Marketplace Scratch Pad

They’ll bet your life

Scott Jagow Sep 8, 2009

Here’s an argument for why bailing out Wall Street might’ve been a horrible idea — the bankers have little incentive to be careful. They’re already cooking up the next exotic, dangerous way to make piles of money, and that could be to gamble on when the sick and elderly will die.

Marketplace’s Amy Scott reported on the infancy of the idea a couple years ago. But now, the New York Times says this financial “innovation” is starting to take hold on Wall Street. Emphasis mine:

The bankers plan to buy “life settlements,” life insurance policies that ill and elderly people sell for cash — $400,000 for a $1 million policy, say, depending on the life expectancy of the insured person. Then they plan to “securitize” these policies, in Wall Street jargon, by packaging hundreds or thousands together into bonds. They will then resell those bonds to investors, like big pension funds, who will receive the payouts when people with the insurance die.

Sound familiar? Oh, it gets better:

“We’re hoping to get a herd stampeding after the first offering,” said one investment banker not authorized to speak to the news media.

In the aftermath of the financial meltdown, exotic investments dreamed up by Wall Street got much of the blame. It was not just subprime mortgage securities but an array of products — credit-default swaps, structured investment vehicles, collateralized debt obligations — that proved far riskier than anticipated.

The debacle gave financial wizardry a bad name generally, but not on Wall Street. Even as Washington debates increased financial regulation, bankers are scurrying to concoct new products.
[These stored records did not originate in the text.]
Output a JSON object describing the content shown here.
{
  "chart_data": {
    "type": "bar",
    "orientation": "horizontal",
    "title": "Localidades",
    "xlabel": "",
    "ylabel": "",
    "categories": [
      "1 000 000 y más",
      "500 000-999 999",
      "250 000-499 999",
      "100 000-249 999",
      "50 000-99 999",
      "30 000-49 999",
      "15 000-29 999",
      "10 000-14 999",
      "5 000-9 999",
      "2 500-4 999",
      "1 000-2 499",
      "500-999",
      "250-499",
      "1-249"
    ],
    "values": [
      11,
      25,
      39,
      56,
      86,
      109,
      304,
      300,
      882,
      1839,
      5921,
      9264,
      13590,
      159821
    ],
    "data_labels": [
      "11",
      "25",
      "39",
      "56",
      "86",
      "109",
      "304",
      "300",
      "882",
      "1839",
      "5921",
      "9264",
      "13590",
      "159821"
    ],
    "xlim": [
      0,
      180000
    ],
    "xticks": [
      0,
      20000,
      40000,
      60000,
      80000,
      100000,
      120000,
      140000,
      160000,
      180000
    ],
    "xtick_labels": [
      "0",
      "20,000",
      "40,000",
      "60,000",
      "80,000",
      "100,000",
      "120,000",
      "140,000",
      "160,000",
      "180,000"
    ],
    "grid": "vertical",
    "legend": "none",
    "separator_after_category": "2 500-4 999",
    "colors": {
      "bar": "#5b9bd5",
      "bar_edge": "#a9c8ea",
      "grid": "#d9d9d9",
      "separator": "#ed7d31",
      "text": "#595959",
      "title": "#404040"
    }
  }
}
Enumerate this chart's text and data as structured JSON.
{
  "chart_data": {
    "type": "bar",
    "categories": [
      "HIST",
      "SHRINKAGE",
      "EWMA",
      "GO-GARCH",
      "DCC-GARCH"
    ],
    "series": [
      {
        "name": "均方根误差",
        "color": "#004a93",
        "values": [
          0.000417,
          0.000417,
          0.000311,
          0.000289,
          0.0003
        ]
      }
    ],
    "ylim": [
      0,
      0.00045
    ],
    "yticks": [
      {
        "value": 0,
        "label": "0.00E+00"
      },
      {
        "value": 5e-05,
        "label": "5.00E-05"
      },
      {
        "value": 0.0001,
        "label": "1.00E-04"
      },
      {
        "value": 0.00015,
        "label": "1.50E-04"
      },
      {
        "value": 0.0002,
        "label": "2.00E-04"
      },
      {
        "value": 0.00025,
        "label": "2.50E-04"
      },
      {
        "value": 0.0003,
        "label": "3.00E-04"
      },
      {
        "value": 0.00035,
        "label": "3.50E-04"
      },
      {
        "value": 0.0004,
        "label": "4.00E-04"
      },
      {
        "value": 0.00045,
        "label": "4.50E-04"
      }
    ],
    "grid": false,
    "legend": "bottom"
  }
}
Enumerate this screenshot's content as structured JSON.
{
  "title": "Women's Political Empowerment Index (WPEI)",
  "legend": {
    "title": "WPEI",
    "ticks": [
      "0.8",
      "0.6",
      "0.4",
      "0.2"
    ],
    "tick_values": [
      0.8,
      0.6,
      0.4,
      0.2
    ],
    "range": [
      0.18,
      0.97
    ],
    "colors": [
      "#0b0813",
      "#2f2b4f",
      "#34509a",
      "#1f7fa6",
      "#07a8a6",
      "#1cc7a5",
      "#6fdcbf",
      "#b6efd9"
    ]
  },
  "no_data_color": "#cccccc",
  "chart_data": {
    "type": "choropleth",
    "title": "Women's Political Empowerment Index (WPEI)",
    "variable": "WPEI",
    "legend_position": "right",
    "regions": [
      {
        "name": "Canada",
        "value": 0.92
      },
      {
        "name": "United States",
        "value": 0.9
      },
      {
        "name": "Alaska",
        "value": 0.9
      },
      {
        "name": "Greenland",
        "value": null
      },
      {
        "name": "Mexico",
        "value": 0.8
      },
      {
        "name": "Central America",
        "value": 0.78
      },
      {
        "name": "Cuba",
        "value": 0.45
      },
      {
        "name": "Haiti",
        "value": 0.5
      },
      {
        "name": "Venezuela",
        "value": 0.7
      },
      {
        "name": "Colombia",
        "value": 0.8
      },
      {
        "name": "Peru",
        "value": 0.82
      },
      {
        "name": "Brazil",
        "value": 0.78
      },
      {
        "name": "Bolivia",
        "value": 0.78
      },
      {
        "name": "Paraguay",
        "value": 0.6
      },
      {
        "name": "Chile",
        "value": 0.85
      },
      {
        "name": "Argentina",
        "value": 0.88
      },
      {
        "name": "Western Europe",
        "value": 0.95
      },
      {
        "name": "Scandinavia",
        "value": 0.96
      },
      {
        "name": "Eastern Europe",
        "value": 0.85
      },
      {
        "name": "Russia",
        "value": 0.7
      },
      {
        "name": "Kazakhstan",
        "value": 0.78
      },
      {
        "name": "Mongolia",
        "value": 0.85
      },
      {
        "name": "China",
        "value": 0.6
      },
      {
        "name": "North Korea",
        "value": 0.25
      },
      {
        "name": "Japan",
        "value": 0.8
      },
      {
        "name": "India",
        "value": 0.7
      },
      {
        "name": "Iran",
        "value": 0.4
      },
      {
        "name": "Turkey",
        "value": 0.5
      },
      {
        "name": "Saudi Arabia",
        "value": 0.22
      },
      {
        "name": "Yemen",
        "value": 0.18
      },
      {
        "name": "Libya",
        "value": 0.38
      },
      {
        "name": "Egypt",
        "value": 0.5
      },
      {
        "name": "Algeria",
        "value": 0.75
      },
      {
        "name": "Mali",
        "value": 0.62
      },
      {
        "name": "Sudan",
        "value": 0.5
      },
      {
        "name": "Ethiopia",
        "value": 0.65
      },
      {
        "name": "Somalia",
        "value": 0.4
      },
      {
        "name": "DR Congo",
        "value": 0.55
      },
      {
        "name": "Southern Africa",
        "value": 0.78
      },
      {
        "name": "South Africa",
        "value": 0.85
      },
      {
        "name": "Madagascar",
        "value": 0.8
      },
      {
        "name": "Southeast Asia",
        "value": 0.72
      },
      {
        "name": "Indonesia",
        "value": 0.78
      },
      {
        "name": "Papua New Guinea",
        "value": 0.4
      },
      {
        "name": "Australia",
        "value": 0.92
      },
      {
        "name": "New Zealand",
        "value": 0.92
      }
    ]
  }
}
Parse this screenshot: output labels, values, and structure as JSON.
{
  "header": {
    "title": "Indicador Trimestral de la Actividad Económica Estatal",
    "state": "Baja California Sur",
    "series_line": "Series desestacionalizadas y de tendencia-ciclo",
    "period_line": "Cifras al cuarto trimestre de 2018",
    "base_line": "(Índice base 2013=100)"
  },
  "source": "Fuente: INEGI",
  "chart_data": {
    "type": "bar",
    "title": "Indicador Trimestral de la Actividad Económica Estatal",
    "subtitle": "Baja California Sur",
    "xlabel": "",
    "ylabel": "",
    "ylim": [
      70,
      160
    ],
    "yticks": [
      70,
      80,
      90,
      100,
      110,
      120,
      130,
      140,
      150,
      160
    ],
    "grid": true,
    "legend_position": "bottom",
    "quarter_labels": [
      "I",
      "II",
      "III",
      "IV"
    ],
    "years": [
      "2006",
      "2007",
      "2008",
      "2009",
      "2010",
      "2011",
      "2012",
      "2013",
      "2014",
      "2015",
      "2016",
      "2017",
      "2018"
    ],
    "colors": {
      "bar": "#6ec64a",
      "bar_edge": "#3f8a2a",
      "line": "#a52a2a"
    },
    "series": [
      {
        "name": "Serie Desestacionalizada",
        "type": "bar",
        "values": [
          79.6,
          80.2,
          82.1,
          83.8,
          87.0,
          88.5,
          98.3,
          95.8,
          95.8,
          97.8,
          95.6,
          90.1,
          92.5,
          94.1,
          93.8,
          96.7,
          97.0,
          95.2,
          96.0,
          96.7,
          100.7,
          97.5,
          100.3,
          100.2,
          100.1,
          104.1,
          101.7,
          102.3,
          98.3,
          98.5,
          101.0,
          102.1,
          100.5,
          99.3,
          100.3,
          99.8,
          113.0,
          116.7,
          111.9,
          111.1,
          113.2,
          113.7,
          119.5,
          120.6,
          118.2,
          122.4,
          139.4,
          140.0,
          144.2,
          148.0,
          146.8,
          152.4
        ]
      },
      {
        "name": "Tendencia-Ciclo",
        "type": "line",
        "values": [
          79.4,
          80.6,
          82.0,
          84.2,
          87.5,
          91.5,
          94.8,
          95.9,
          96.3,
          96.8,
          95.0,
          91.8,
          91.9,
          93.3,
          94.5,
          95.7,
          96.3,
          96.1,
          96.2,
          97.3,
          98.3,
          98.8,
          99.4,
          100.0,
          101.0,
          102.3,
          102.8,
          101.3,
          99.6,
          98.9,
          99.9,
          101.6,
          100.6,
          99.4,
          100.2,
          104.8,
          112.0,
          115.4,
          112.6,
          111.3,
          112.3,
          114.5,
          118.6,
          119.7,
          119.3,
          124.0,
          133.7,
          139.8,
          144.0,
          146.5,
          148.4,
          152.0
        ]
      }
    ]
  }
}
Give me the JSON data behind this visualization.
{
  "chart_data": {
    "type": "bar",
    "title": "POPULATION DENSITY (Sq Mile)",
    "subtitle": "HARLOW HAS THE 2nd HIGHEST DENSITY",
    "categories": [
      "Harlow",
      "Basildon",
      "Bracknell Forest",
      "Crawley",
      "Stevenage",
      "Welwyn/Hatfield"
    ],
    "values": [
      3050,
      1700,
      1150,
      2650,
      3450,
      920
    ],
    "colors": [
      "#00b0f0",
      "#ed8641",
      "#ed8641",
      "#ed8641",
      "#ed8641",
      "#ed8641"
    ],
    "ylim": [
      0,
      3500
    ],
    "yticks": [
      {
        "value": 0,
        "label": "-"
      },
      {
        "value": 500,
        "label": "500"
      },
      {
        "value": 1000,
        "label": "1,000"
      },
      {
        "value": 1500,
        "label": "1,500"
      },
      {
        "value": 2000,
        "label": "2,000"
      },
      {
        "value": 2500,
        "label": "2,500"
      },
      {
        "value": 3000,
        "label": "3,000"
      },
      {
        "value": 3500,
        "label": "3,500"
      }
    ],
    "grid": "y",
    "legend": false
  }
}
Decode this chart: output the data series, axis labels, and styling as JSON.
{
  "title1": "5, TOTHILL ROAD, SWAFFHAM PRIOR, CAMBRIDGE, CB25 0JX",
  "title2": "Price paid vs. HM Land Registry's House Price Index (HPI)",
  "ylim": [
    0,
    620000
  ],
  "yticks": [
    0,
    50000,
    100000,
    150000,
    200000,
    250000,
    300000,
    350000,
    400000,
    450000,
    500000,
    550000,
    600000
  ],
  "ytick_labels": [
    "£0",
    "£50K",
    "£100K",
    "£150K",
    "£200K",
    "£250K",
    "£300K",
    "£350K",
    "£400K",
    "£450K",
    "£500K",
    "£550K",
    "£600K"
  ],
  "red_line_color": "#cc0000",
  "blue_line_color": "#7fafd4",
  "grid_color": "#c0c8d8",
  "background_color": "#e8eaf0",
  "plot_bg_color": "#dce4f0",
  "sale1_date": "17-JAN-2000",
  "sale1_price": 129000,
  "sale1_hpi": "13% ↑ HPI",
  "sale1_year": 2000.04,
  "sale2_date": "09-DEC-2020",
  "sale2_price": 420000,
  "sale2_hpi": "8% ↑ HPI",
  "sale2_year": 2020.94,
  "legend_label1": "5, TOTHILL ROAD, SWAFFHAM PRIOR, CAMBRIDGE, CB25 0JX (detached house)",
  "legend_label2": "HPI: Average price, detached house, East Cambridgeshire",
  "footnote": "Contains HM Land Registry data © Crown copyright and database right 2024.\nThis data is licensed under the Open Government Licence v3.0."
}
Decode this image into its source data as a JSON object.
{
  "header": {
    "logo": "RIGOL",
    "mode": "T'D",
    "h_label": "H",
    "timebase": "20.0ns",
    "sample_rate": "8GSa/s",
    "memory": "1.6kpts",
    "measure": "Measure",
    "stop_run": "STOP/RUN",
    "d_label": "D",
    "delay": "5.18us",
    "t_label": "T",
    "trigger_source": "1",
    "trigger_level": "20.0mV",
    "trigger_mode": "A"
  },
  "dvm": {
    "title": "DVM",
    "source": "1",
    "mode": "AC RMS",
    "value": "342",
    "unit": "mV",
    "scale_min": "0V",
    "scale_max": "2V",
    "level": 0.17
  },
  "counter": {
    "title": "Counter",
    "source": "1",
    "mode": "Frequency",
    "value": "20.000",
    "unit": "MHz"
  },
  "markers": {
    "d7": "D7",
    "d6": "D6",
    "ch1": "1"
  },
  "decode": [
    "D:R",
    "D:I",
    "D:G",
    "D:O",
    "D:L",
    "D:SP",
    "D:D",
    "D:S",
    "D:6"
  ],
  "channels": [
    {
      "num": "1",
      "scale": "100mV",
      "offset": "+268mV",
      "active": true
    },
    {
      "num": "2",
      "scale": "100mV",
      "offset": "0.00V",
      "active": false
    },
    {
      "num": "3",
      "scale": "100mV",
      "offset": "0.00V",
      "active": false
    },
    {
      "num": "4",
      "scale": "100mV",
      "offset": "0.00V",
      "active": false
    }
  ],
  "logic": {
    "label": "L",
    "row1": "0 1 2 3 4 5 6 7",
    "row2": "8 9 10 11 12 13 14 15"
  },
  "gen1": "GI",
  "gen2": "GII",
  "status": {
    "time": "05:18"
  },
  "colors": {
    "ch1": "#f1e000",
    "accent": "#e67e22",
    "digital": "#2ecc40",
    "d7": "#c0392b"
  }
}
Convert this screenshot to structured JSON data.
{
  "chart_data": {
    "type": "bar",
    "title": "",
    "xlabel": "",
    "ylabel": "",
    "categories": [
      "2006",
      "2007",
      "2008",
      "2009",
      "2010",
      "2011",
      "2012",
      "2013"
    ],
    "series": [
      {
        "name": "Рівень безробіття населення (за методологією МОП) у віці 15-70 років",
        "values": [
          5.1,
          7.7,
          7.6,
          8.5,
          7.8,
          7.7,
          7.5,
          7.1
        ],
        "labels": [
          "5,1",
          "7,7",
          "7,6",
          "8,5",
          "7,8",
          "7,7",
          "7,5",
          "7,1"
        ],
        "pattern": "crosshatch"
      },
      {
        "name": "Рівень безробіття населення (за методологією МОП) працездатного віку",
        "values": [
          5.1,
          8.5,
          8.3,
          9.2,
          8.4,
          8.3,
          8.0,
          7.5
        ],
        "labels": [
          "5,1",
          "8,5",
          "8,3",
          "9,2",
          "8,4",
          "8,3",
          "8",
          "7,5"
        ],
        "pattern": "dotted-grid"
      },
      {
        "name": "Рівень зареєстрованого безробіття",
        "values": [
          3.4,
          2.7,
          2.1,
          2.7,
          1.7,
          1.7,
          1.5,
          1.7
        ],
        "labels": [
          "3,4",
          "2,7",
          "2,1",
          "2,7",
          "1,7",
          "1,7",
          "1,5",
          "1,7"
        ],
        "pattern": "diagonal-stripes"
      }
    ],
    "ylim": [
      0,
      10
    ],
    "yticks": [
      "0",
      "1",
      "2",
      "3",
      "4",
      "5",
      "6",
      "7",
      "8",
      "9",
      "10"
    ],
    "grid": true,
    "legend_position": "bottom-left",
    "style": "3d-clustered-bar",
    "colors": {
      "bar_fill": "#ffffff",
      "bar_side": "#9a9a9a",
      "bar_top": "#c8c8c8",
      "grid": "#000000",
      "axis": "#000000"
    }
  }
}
But before we lump this idea in with previous schemes, let’s take a closer look at it:

Defenders of life settlements argue that creating a market to allow the ill or elderly to sell their policies for cash is a public service. Insurance companies, they note, offer only a “cash surrender value,” typically at a small fraction of the death benefit, when a policyholder wants to cash out, even after paying large premiums for many years.

Enter life settlement companies. Depending on various factors, they will pay 20 to 200 percent more than the surrender value an insurer would pay.

So, this is a public service for people who want to cash out their policies while they’re alive. What’s to stop someone from taking out a policy for the sole purpose of selling it back to the broker? More:

Not all policyholders would be interested in selling their policies, of course. And investors are not interested in healthy people’s policies because they would have to pay those premiums for too long, reducing profits on the investment.

But even if a small fraction of policy holders do sell them, some in the industry predict the market could reach $500 billion. That would help Wall Street offset the loss of revenue from the collapse of the United States residential mortgage securities market…

The players are already lining up to get into life insurance bundling…

Goldman Sachs has developed a tradable index of life settlements, enabling investors to bet on whether people will live longer than expected or die sooner than planned. The index is similar to tradable stock market indices that allow investors to bet on the overall direction of the market without buying stocks.

The Times also talked to a ratings agency called DBRS, which is trying to come up with a “safe” formula for bundling life policies without the risks of previous securitization:

The solution? A bond made up of life settlements would ideally have policies from people with a range of diseases — leukemia, lung cancer, heart disease, breast cancer, diabetes, Alzheimer’s. That is because if too many people with leukemia are in the securitization portfolio, and a cure is developed, the value of the bond would plummet…

If a cure is developed, investors lose a ton of money.